In multiple papers I’ve read about media coverage of foreign conflict, the key factor for determining public outrage is a national death toll: casualties as a result of putting armed forces on the ground.
In Baum and Potter’s The Relationship Between Mass Media, Public Opinion and Foreign Policy: Toward a Theoretical Synthesis, they argue that an understanding of public opinion’s influence on foreign policy can be best obtained by using a dynamic model, which they liken to a market equilibrium. The key market good is information, and of the three actors in the market — the foreign policy leaders, the public, and the media — the leaders and the public both exert competing influence on what type of information is presented by the media on a given issue. More simply, the leaders and the public both work to control the frame of a foreign policy event.

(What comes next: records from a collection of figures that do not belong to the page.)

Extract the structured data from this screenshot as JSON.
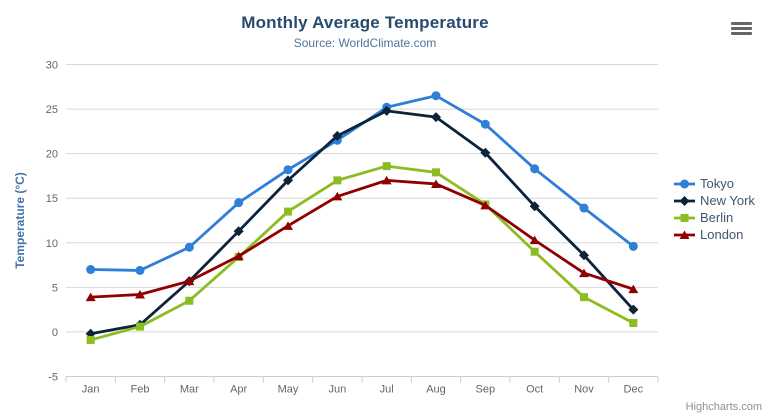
{
  "chart_data": {
    "type": "line",
    "title": "Monthly Average Temperature",
    "subtitle": "Source: WorldClimate.com",
    "categories": [
      "Jan",
      "Feb",
      "Mar",
      "Apr",
      "May",
      "Jun",
      "Jul",
      "Aug",
      "Sep",
      "Oct",
      "Nov",
      "Dec"
    ],
    "xlabel": "",
    "ylabel": "Temperature (°C)",
    "ylim": [
      -5,
      30
    ],
    "yticks": [
      -5,
      0,
      5,
      10,
      15,
      20,
      25,
      30
    ],
    "grid": true,
    "legend_position": "right",
    "credits": "Highcharts.com",
    "series": [
      {
        "name": "Tokyo",
        "color": "#2f7ed8",
        "marker": "circle",
        "values": [
          7.0,
          6.9,
          9.5,
          14.5,
          18.2,
          21.5,
          25.2,
          26.5,
          23.3,
          18.3,
          13.9,
          9.6
        ]
      },
      {
        "name": "New York",
        "color": "#0d233a",
        "marker": "diamond",
        "values": [
          -0.2,
          0.8,
          5.7,
          11.3,
          17.0,
          22.0,
          24.8,
          24.1,
          20.1,
          14.1,
          8.6,
          2.5
        ]
      },
      {
        "name": "Berlin",
        "color": "#8bbc21",
        "marker": "square",
        "values": [
          -0.9,
          0.6,
          3.5,
          8.4,
          13.5,
          17.0,
          18.6,
          17.9,
          14.3,
          9.0,
          3.9,
          1.0
        ]
      },
      {
        "name": "London",
        "color": "#910000",
        "marker": "triangle",
        "values": [
          3.9,
          4.2,
          5.7,
          8.5,
          11.9,
          15.2,
          17.0,
          16.6,
          14.2,
          10.3,
          6.6,
          4.8
        ]
      }
    ],
    "colors": {
      "grid": "#d8d8d8",
      "axis_line": "#c0d0e0",
      "tick_label": "#666666",
      "axis_title": "#4572a7",
      "title": "#274b6d",
      "subtitle": "#4d759e",
      "legend_text": "#3e576f",
      "credits": "#909090",
      "menu_icon": "#666666"
    }
  }
}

Baum and Potter conclude that “the media tend to frame casualties in terms of local losses, flag draped caskets, and grieving American families” (29). Consequently, events overseas are made intensely personal when this happens, and the public pay much closer attention to events as they unfold than they otherwise would. There is a higher demand from the public for unbiased coverage of the events, which then increases their influence on the information presented by the media. This is an example of the equilibrium for qualitative information presented on a foreign policy issue being shifted, and a major support for my ‘so what’.
This is just a sample of the framework explored in this paper. My own model will be based on papers like these that attempt their own frameworks; I’ll create my own for this paper taking what makes sense from other theories and applying it specifically to the 6DW.
I’m at an exciting point in my independent: I can see the end of my research! I’m in the process of creating the actual words I’ll organize and structure into a final thesis-driven paper. Part 1 is very close to being finished.